Neuronale Korrelate der Verarbeitung grammatischer Variation

Mittwoch, 9. März 2016, 11.30 Uhr
Psycho-/Neurolinguistik: Neuronale Korrelate der Verarbeitung grammatischer Variation
Dietmar Roehm (Salzburg)
Interindividuelle Unterschiede beim Verstehen bzw. bei der Verarbeitung sprachlicher Strukturen haben bei experimentellen Untersuchungen zur Sprachverarbeitung mittels neurobasierter
Verfahren lange Zeit keine oder bestenfalls eine untergeordnete Rolle gespielt (vgl. die Diskussionen im Zusammenhang mit gradienten Phänomenen: Ist Gradienz eine Eigenschaft der mentalen Grammatik oder das Produkt der Variation zwischen Sprechern? Fanselow et al., 2006).
Während individuelle Verarbeitungsstrategien in Abhängigkeit von experimentellen Faktoren
(z.B. Aufgabenstellung, Bedingungen) relativ gut belegt sind (z.B. probanden-spezifisches strategisches Verhalten bei der Verarbeitung von semantischen Relationen; Roehm et al., 2007), wurde der Einfluss von Variation in der Grammatik des Standarddeutschen in Korrelation zu Hirnprozessen bisher kaum berücksichtigt.

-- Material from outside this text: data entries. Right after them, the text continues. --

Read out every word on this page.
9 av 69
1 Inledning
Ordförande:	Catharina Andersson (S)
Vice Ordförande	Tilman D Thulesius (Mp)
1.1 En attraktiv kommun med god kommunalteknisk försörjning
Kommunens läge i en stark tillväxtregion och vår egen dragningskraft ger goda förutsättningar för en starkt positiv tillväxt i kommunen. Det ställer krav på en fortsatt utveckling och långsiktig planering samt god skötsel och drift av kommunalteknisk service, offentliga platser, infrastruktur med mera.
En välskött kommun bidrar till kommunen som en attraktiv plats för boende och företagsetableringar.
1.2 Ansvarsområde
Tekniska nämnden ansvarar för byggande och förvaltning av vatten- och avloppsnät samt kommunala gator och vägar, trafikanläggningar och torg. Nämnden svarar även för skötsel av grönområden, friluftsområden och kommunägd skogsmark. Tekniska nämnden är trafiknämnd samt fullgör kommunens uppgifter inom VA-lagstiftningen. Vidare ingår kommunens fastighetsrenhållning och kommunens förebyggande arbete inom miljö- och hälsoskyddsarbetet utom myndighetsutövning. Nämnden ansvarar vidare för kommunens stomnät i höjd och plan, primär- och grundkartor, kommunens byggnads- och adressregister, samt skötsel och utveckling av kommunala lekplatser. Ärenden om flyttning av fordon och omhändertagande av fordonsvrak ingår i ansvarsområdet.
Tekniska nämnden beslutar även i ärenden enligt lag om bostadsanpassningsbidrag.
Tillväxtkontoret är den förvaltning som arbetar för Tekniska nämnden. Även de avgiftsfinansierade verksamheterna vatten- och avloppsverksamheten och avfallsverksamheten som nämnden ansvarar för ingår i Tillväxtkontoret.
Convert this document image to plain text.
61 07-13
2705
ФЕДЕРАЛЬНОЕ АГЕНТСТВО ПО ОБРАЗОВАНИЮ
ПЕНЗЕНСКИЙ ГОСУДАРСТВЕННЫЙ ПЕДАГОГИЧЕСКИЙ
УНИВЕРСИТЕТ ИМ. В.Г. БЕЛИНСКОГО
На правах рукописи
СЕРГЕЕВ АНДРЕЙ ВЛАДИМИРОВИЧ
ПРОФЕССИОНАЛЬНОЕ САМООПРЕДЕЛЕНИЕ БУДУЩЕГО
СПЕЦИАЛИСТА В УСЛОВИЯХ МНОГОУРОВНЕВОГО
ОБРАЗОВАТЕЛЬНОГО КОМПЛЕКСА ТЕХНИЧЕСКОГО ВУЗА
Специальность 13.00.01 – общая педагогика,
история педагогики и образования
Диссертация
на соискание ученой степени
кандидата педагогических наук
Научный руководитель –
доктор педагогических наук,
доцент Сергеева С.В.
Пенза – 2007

In meinem Vortrag werde ich u.a. auf der Basis zweier EEG-Experimente zu unterschiedlichen
syntaktischen Bereichen Beispiele für Verarbeitungskorrelate interindividueller Variation besprechen:
1) Variation im Bereich der Auxiliarselektion bei intransitiven Verben im Deutschen.
2) Variation bei der Verarbeitung von Partikelverben in der linken Peripherie im Deutschen
(Verben, die ambig zwischen einer finiten V2-Lesart und einer infiniten Lesart als Teil einer
bewegten Verbphrase im Vorfeld sind).
Literatur
Fanselow, Gisbert/Féry, Caroline/Vogel, Ralf/Schlesewsky, Matthias (Eds.) (2006): Gradience in
grammar: Generative perspectives. New York: Oxford University Press.
Roehm, Dietmar/Bornkessel-Schlesewsky, Ina/Rösler, Frank/Schlesewsky, Matthias (2007): To
predict or not to predict: Influences of task and strategy on the processing of semantic relations. In: Journal of Cognitive Neuroscience, 19:8, S. 1259-1274.